Summary
Pressure-rate deconvolution is a technique used in well-test analysis to improve the interpretation of late-time reservoir behavior such as compartmentalization, pressure recharge, and pore volume (PV) estimation. However, the application is mostly restricted to single-well cases with low-noise buildup pressure data and accurate flow-rate histories. This limitation arises because the deconvolution solution is nonunique, and noisy pressure data increase the number of possible solutions, errors in the rate history produce erroneous superposition effects, and multiple wells require more complex parametrizations of the response function. These practical difficulties have limited the use of deconvolution for long-term pressure interpretation, and they are the main motivation for this work.
To address the nonuniqueness in deconvolution solutions, we use a Bayesian framework that weighs the available data according to their accuracy and incorporates prior reservoir knowledge to favor realistic solutions. This approach allows us to improve flow-rate history corrections by assimilating both buildup and flowing pressure data. We implement the Bayesian framework with the ensemble smoother with multiple data assimilation (ES-MDA) method. ES-MDA has a computational cost that is feasible for cases with long histories and multiple wells, and it does not require the computation of gradients, being simple to implement. To address the additional complexity of multiwell cases, we extend the investigation of a previous work (Kubota and Piccinini 2022), which proposed a new formulation for the response function. This formulation eliminates the need for curvature penalties and late-time constraints, producing smooth solutions and consistent late-time behavior for multiple wells. However, the original evaluation of this formulation was limited to drillstem tests and synthetic cases, and the issue of solution nonuniqueness was not addressed.

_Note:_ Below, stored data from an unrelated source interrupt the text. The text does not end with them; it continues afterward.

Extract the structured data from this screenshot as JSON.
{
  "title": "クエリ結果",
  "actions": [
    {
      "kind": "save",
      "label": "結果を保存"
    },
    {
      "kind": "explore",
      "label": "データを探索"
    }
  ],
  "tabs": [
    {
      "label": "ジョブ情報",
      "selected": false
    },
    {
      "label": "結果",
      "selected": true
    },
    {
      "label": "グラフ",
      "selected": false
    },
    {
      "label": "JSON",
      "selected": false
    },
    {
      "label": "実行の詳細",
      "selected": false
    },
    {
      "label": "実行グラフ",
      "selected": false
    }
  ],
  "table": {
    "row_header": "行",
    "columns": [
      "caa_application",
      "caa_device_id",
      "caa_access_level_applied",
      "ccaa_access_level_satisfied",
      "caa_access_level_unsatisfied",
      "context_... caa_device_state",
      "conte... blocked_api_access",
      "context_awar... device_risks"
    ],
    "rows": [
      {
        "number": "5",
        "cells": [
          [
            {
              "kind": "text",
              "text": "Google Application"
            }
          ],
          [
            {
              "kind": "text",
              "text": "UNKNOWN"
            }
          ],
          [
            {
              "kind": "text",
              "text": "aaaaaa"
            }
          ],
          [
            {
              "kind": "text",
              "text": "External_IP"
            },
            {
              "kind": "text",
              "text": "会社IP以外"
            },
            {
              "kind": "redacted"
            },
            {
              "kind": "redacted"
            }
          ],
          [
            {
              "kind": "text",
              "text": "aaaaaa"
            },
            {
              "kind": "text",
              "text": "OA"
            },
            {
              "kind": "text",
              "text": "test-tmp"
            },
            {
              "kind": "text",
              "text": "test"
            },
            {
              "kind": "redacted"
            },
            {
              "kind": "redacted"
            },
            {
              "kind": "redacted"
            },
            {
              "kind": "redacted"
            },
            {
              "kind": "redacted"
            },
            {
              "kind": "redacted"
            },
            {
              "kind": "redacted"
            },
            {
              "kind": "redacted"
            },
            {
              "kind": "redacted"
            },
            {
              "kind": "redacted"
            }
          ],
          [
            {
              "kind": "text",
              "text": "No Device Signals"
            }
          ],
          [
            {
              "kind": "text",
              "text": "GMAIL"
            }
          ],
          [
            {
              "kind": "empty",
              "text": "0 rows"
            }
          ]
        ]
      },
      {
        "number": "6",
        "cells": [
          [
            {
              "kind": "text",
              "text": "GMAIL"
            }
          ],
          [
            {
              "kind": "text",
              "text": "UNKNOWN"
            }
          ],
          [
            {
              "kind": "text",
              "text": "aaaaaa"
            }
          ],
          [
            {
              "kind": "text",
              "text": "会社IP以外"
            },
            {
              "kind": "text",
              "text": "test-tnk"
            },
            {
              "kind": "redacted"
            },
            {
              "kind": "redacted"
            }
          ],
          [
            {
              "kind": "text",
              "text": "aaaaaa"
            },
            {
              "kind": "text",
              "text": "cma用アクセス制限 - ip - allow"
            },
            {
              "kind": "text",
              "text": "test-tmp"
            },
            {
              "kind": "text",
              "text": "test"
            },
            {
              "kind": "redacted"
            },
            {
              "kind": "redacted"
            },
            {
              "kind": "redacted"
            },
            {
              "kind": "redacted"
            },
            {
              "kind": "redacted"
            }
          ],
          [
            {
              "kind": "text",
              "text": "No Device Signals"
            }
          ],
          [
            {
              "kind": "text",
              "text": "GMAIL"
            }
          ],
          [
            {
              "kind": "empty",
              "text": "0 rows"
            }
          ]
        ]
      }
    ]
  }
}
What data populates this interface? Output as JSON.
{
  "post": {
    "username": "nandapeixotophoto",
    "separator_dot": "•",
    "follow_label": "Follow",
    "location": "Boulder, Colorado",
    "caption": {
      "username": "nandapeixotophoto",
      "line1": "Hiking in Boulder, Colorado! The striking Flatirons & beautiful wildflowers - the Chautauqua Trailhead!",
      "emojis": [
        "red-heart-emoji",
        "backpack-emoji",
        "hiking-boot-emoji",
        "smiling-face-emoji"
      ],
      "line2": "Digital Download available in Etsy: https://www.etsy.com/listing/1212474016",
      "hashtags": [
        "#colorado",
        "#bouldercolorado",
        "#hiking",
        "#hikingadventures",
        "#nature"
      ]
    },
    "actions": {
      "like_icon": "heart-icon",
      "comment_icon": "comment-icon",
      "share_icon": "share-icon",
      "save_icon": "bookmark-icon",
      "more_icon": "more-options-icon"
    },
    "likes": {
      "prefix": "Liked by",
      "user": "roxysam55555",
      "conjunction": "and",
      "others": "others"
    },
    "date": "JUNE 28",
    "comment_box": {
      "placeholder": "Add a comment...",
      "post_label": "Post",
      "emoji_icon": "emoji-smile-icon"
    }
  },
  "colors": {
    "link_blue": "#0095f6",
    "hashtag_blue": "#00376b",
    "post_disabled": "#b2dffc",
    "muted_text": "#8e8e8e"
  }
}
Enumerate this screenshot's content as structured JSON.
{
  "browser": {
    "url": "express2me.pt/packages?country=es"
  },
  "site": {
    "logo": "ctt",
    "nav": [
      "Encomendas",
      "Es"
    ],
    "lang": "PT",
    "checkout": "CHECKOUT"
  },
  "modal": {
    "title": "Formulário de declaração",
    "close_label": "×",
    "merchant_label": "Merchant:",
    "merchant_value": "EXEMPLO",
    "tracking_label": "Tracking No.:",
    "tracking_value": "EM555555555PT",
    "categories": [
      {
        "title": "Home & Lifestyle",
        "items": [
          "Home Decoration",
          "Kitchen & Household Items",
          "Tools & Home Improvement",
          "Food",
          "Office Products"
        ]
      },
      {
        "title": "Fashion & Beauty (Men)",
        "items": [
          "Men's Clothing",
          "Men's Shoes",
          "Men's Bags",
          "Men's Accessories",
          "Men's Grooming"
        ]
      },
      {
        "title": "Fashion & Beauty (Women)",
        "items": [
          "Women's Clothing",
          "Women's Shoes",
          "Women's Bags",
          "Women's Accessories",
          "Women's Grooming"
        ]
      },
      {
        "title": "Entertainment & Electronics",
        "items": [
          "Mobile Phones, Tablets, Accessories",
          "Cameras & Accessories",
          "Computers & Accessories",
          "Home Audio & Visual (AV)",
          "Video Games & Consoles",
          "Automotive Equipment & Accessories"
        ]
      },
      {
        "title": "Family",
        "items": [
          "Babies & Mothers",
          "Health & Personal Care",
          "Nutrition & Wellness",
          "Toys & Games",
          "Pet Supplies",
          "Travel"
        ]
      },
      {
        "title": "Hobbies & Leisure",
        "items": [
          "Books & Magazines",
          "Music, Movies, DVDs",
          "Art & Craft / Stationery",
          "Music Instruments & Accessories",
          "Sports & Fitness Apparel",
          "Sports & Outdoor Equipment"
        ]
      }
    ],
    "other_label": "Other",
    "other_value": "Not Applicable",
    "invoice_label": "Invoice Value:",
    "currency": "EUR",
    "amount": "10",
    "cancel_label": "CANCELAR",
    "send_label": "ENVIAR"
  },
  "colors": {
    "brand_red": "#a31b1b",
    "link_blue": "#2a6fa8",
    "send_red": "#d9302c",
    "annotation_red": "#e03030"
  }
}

Our results indicate that long-term pressure data, with inclusion of flowing periods, can be deconvolved using the Kubota and Piccinini (2022) formulation for the response function and the ES-MDA framework for data assimilation. We apply the proposed methodology to three field cases in the Campos Basin and present the results for corrected flow-rate histories, investigated PVs, productivity indices, single-well deconvolved responses, as well as interference responses for a multiwell case. The results are compared with alternative estimates. Investigated PV is compared with volumetric estimates from geological models and material balance analysis, and deconvolved responses are compared with pressure buildups and the deconvolution obtained with a commercial software.